North American Species of Crepidotus

Classification


CREPIDOTUS (Fries) Staude

Die Schwämme Mitteldeutschlands, p. 71. 1857

Agaricus Tribus Crepidotus Fr., Syst. Mycol. 1: 272. 1821.
Dochmiopus Pat., Hymen. Eur., p. 113. 1887.
Derminus Schröter, apud Cohn, Krypt.-FI. Schlesien, Pilze 1: 578. 1889.
Tremellopsis Pat. apud Duss, Fl. Krypt. Ant. Fr., p. 223. 1904.
Conchomyces Van Overeem, Bull. Jard. Bot. Buitenzorg 9: 19. 1927.

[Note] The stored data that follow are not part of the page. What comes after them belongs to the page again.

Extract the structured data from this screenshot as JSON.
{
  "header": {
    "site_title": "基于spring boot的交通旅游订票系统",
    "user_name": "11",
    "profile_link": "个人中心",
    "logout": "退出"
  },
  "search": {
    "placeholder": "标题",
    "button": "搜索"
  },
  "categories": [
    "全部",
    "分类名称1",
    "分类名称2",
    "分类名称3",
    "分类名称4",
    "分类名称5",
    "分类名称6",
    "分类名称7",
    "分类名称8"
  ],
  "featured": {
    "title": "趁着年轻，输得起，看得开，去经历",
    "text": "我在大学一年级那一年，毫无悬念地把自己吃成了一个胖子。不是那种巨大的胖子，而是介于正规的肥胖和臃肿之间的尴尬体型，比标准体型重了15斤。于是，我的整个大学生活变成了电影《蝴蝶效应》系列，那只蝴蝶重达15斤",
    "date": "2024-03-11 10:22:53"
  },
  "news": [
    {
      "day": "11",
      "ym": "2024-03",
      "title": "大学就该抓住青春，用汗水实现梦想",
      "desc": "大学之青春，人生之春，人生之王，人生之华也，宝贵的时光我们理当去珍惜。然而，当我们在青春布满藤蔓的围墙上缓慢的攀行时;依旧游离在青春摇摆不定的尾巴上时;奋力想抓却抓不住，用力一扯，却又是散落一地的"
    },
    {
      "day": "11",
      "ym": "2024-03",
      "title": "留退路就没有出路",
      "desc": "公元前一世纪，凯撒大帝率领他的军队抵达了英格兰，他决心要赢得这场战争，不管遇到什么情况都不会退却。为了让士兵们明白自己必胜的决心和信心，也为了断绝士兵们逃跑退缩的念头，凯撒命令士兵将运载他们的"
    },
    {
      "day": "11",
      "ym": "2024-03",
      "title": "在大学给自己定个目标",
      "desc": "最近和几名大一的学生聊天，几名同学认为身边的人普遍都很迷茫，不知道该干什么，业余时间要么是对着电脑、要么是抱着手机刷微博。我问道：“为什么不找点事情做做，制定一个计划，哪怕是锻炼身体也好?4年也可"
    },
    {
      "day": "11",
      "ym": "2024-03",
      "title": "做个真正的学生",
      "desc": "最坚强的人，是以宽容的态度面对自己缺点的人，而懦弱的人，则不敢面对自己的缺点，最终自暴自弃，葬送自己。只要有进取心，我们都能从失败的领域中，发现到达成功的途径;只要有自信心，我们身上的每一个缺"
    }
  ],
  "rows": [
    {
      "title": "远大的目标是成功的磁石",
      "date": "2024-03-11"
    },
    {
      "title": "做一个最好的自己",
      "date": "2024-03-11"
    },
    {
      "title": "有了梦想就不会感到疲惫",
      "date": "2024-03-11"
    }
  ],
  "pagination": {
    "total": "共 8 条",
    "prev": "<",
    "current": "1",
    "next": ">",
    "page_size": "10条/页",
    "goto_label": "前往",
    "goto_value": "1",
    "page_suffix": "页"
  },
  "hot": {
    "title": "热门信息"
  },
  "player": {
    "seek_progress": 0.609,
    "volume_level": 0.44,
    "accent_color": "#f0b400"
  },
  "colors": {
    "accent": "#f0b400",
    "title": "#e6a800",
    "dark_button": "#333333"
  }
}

TYPE SPECIES: C. mollis (Fr.) Staude.

Characters

Carpophores usually lignicolous, rarely on soil; white or colored, fibrillose, villose, or glabrous; lamellae usually radiating from a lateral attachment point; spores in deposit brown, "clay color," or yellowish, more rarely pale ocher buff, or with a pinkish tint; spore wall single and thin, or double and thick, smooth, or rough, the roughness consisting of either: (1) very short rods extending from the endosporium through the exosporium and in surface view appearing punctate, or echinulate when the rods are longer, or (2) wrinkling of the exosporium, often appearing as minute warts, globose, subglobose, ellipsoid, fusoid, or ovoid, without a germ-pore, at times with an indistinct callus; cheilocystidia (with rare exceptions) present, and often versiform, pleurocystidia and pileocystidia present in some species; basidia usual, 2-4-spored; gill trama subparallel, or at times interwoven; pileus trama interwoven; cuticle variable (but constant for the species): slightly or not at all differentiated, or more often sharply differentiated and then of repent hyphae, without erect, epicuticular hyphae in strictly glabrous species, or more often bearing scattered to numerous, somewhat erect hyphae giving to the surface a condition which, according to the quality of the ornamentation, is called villose, pubescent, fibrillose, tomentose, or scaly, these hyphae colorless (in most instances), or colored (in some species) and in a lesser number of species the hyphae with ring-like incrustation; clamp connections absent, or more often present on the hyphae of the cuticle or epicutis (also, at times observed on the hyphae of the gill trama, the pileus trama, or at the base of basidia); stipe short and lateral or eccentric, or entirely lacking, or present only as a pseudostipe (a small, often inconspicuous structure, visible on the lower side) which is present in youth, disappearing on carpophore maturation; veil none.